KAPIYI ZİNCİRLE KİLİTLEDİLER
Gülay, atama için Ankara'ya 9'uncu gidişinde yaşadıklarını ise şöyle anlatıyor:
“Ankara'ya dokuzuncu gidişimde, sabah 8'de memurların içine karıştım ve içeri girdim. Atama işleri bölümüne geçtim, Genel Müdür Yardımcısı'nın yanına gittim. Beni görünce, 'Siz nasıl girdiniz içeri?' dedi. Çıkmamı söyledi. 'Ben 9 aydır açım. Eşim aç. Oğlum aç. Üç yıl öğretmenlik yaptıktan sonra, askere gittim. Niçin beni atamıyorsunuz?' dedim. Bana, 'Askere giderken izin almamışsındır' dedi. İzin aldığımı ve elimde belgem olduğunu söyledim. 'O zaman dilekçene yazmamışsındır' dedi. Onu da yazdığımı söyledim. Bu kez, 'Günde iki bin dilekçe geliyor. Hangisini okuyacağız?' dedi. Ben de 'Okumazsanız bilemezsiniz durumumu' deyince 'Defol' diyerek kovdu. Ben de, 'Bu bakanlıktan hiçbir güç beni dışarı çıkaramaz. Ben vatan haini miyim? Neden tayinimi yapmıyorsunuz?' dedim. Sonra birini görevlendireceğini ve beni dinleyeceğini söyleyerek dışarı çıkarttı. Çalışma koridorunun sonunda, kapıya zincir taktılar, asma kilitle kilitlendi. Orada beklemeye başladım."
ONBİR AY SONRA ÇIKAN TAYİN
Çıkarıldığı koridorda saatlerce beklediğini anlatan Gülay, “Sonra biri geldi. Evraklarımı aldı. 'Tamam git' dedi. Görevliden telefon numarasını istedim. 'Güvenin yoksa al evraklarını git' dedi. Bir fırça da ondan yedim. Hiç arkama bakmadan, iki katı kaç saniyede indim bilmiyorum.
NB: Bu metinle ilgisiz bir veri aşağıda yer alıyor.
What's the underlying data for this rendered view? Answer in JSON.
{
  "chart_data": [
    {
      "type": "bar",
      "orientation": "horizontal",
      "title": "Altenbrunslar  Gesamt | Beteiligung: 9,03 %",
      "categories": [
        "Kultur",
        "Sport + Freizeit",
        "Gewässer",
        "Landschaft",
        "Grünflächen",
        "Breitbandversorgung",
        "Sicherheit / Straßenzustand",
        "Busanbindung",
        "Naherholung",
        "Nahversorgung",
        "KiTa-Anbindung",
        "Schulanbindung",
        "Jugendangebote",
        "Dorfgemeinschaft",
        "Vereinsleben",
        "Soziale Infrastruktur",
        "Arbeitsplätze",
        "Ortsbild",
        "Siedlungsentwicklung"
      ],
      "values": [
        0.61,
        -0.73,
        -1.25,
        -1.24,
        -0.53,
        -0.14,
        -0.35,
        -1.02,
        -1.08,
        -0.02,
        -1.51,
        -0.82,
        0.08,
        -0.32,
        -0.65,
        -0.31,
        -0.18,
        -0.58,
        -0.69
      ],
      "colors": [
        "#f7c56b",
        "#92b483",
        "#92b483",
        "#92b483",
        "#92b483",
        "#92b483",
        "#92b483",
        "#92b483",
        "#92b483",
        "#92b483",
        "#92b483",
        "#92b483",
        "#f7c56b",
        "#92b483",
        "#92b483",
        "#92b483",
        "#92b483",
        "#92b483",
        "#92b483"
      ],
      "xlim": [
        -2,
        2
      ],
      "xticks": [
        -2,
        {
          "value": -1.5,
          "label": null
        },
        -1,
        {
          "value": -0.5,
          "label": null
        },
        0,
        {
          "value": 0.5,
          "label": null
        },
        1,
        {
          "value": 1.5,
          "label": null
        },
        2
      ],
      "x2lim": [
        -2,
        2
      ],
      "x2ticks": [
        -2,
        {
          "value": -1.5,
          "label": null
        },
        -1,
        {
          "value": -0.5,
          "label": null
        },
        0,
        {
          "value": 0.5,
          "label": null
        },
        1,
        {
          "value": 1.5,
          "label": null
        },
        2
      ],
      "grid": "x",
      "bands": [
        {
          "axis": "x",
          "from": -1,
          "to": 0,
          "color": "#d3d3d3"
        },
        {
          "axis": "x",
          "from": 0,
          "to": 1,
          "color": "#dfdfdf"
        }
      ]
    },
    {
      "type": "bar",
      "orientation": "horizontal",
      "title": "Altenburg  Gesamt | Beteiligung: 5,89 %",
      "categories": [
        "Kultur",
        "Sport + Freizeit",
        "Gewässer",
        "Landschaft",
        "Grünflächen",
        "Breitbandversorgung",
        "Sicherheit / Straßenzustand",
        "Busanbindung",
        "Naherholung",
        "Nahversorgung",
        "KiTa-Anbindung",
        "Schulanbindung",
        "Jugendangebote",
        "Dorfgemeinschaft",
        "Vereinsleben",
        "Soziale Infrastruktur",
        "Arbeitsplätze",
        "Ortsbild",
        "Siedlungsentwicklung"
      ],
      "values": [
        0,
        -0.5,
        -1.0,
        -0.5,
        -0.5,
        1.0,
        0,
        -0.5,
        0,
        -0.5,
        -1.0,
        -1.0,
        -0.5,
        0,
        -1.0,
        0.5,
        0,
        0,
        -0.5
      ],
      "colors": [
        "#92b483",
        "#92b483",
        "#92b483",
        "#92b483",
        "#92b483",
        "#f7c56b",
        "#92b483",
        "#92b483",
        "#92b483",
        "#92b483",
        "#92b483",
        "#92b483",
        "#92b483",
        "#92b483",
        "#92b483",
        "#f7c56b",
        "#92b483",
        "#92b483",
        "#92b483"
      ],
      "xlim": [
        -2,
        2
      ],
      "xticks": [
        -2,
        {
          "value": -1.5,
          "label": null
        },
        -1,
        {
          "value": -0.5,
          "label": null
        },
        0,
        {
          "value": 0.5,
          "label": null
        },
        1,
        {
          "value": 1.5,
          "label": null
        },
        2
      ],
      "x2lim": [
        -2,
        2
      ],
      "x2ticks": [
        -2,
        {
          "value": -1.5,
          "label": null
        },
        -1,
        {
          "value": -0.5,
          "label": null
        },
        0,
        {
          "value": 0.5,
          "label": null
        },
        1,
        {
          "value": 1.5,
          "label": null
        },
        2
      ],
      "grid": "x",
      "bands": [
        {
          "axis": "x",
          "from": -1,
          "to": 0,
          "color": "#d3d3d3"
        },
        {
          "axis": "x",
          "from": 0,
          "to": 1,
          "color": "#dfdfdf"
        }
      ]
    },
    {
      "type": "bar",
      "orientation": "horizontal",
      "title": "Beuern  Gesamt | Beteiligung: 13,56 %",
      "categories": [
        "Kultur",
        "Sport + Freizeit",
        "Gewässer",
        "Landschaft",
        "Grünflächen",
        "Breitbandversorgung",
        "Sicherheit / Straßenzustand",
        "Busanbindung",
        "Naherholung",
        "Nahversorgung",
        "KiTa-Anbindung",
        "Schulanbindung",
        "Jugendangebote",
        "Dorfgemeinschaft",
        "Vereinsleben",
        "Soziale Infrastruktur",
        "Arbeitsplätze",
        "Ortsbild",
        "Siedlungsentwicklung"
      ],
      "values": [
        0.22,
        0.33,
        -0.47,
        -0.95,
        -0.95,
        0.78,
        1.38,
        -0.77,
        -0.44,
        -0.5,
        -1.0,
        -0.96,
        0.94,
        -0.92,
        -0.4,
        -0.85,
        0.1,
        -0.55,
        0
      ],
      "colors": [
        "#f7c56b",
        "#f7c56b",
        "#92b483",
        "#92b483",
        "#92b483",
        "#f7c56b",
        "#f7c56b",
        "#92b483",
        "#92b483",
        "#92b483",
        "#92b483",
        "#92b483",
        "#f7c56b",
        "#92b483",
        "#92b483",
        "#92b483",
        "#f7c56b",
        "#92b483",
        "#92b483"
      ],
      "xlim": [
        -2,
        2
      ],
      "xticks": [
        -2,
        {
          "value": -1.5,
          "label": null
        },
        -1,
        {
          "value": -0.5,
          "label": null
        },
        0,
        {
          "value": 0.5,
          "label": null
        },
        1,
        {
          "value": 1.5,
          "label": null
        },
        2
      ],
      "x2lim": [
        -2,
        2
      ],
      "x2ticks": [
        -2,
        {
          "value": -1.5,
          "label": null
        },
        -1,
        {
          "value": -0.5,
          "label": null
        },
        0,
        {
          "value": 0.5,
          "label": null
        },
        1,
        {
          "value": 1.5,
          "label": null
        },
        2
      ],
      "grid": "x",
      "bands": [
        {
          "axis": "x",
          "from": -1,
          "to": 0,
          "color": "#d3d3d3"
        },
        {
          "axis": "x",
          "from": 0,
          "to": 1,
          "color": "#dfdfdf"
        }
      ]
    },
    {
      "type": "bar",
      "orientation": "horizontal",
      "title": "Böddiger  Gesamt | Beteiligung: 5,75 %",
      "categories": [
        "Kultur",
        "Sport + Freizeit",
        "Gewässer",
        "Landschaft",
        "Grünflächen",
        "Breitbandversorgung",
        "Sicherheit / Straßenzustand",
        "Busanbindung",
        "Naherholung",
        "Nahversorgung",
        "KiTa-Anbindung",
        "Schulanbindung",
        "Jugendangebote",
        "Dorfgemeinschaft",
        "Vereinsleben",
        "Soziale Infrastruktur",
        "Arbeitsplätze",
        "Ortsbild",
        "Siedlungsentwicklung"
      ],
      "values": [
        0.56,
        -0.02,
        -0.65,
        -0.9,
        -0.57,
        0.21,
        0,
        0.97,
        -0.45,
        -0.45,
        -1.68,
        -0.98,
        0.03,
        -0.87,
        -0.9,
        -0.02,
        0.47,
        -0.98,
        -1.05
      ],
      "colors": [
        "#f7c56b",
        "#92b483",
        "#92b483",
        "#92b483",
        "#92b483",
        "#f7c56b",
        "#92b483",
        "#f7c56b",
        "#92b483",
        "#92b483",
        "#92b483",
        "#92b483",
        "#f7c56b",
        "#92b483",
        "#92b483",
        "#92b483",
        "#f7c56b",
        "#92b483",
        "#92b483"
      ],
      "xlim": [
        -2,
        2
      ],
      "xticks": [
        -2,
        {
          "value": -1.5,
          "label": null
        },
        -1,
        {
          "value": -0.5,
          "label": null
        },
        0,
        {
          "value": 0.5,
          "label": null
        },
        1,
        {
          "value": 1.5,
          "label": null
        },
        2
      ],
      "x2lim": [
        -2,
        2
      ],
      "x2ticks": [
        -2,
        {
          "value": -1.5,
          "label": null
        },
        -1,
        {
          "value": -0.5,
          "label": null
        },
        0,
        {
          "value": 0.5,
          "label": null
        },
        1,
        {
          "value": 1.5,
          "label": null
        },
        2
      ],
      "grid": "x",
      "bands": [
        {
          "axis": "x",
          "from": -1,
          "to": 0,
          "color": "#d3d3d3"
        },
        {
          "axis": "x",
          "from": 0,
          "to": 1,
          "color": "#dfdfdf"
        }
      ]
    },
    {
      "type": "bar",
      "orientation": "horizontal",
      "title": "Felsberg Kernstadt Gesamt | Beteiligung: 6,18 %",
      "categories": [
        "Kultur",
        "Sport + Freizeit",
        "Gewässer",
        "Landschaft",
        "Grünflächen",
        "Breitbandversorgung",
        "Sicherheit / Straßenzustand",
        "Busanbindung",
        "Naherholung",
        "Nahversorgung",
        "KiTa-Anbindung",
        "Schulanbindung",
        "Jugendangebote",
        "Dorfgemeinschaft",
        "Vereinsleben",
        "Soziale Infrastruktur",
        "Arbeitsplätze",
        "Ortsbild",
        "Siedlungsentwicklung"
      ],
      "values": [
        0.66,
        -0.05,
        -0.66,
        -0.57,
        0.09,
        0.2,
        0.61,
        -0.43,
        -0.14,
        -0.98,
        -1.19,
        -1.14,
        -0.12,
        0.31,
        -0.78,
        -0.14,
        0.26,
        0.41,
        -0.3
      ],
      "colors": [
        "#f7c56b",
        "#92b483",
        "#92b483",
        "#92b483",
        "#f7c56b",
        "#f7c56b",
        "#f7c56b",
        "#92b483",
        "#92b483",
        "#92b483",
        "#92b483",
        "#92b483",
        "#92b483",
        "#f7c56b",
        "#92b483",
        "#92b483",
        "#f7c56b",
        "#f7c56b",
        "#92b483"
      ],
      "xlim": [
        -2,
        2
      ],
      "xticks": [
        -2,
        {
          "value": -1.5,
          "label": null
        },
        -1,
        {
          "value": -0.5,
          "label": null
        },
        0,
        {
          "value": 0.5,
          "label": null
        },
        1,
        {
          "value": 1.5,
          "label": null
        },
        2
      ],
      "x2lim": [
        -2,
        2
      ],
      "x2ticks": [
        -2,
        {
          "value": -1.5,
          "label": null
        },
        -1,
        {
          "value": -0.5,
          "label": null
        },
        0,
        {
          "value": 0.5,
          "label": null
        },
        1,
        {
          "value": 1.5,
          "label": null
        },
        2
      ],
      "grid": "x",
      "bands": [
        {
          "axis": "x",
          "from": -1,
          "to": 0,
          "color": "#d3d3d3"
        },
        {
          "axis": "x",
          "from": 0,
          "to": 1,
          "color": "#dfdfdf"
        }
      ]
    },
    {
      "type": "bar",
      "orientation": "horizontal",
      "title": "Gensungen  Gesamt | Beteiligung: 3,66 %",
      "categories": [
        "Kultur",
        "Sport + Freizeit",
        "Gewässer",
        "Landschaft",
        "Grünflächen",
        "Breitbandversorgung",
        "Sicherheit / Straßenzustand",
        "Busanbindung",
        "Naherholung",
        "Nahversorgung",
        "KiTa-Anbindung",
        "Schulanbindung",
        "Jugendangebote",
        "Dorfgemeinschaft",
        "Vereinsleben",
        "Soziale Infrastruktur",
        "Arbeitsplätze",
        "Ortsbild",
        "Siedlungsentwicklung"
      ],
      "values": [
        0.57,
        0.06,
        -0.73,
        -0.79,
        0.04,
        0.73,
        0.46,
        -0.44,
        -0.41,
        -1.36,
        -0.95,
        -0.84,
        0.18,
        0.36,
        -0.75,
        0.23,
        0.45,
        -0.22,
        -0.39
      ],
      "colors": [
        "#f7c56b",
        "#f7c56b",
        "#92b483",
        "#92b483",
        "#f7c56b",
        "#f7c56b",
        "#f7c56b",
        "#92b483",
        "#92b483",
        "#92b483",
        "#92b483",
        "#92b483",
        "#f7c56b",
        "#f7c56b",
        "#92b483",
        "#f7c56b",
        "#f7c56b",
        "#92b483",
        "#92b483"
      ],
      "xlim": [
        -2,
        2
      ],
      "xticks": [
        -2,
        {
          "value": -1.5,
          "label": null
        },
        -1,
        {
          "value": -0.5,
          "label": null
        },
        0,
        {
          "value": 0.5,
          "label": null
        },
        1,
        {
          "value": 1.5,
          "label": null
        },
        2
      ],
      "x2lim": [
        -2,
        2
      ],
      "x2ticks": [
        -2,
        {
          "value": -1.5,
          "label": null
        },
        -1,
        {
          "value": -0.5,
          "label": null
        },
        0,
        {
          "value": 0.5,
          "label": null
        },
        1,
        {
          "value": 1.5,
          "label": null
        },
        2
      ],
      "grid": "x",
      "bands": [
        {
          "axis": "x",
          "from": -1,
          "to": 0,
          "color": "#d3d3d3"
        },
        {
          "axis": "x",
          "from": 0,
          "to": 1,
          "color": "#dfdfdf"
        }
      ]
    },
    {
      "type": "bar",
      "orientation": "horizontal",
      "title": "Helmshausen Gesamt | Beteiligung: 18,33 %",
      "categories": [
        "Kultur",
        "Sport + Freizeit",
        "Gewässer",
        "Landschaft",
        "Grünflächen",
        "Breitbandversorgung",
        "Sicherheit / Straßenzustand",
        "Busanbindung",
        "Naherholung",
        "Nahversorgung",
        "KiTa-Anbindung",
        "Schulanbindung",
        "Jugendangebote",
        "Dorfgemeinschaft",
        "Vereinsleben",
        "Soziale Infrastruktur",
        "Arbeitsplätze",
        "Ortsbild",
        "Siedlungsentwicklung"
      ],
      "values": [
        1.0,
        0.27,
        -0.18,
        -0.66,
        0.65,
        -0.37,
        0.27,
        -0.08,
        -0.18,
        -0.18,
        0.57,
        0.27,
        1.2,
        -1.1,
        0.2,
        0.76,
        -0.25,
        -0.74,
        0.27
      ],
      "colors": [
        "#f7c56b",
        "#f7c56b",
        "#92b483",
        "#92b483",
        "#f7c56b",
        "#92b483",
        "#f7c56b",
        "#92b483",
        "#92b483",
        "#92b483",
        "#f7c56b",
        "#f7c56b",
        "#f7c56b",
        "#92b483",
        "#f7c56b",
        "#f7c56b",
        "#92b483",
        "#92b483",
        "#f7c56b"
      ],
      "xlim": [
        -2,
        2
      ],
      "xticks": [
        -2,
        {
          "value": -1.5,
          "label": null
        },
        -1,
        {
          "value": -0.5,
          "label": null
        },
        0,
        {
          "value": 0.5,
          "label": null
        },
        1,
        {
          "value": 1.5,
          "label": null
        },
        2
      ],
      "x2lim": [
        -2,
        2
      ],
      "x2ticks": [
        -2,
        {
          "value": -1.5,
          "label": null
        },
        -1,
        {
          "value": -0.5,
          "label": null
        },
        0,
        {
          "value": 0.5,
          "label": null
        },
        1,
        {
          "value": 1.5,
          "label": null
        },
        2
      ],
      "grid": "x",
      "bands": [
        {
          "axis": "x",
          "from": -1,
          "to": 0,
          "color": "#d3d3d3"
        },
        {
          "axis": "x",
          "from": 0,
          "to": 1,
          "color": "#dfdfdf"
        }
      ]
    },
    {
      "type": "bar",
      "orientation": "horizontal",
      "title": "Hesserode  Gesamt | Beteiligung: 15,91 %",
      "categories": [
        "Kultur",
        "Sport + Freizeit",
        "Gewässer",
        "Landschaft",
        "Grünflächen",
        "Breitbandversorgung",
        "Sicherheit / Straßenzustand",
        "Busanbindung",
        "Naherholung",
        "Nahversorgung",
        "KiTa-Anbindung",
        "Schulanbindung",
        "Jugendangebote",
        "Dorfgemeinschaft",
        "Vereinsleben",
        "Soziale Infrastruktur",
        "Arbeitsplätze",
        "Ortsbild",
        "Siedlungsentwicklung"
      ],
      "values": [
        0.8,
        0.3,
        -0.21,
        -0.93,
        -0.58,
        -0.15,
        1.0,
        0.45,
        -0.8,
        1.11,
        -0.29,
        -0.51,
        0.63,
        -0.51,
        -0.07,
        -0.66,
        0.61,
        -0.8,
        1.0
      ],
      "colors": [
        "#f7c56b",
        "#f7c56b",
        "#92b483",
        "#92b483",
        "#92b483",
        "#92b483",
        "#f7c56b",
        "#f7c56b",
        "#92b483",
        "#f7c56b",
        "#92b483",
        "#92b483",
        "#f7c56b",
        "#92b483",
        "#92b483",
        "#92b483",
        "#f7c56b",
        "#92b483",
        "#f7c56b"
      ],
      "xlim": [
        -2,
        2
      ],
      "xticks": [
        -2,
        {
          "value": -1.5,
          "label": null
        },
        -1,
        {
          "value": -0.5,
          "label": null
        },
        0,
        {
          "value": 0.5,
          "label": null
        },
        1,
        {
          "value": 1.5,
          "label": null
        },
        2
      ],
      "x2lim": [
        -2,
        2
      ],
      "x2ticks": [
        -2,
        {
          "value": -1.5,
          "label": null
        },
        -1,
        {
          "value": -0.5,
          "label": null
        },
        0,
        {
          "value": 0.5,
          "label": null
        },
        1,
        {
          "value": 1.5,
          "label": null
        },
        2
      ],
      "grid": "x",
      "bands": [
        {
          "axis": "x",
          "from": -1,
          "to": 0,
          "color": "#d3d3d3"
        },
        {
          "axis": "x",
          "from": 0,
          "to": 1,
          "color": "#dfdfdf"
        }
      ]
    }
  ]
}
Eğer evraklara elim değse, evrak elimde kalacak" diye aktarıyor yaşadığı stresi. 1982 yılında yaşadığı olayın ardından atamasının Kayseri 60. Yıl Cumhuriyet Ortaokulu'na çıktığını öğrendiğini söyleyen Gülay, “O gün dünyalar benim oldu" diye de aktarıyor sevincini.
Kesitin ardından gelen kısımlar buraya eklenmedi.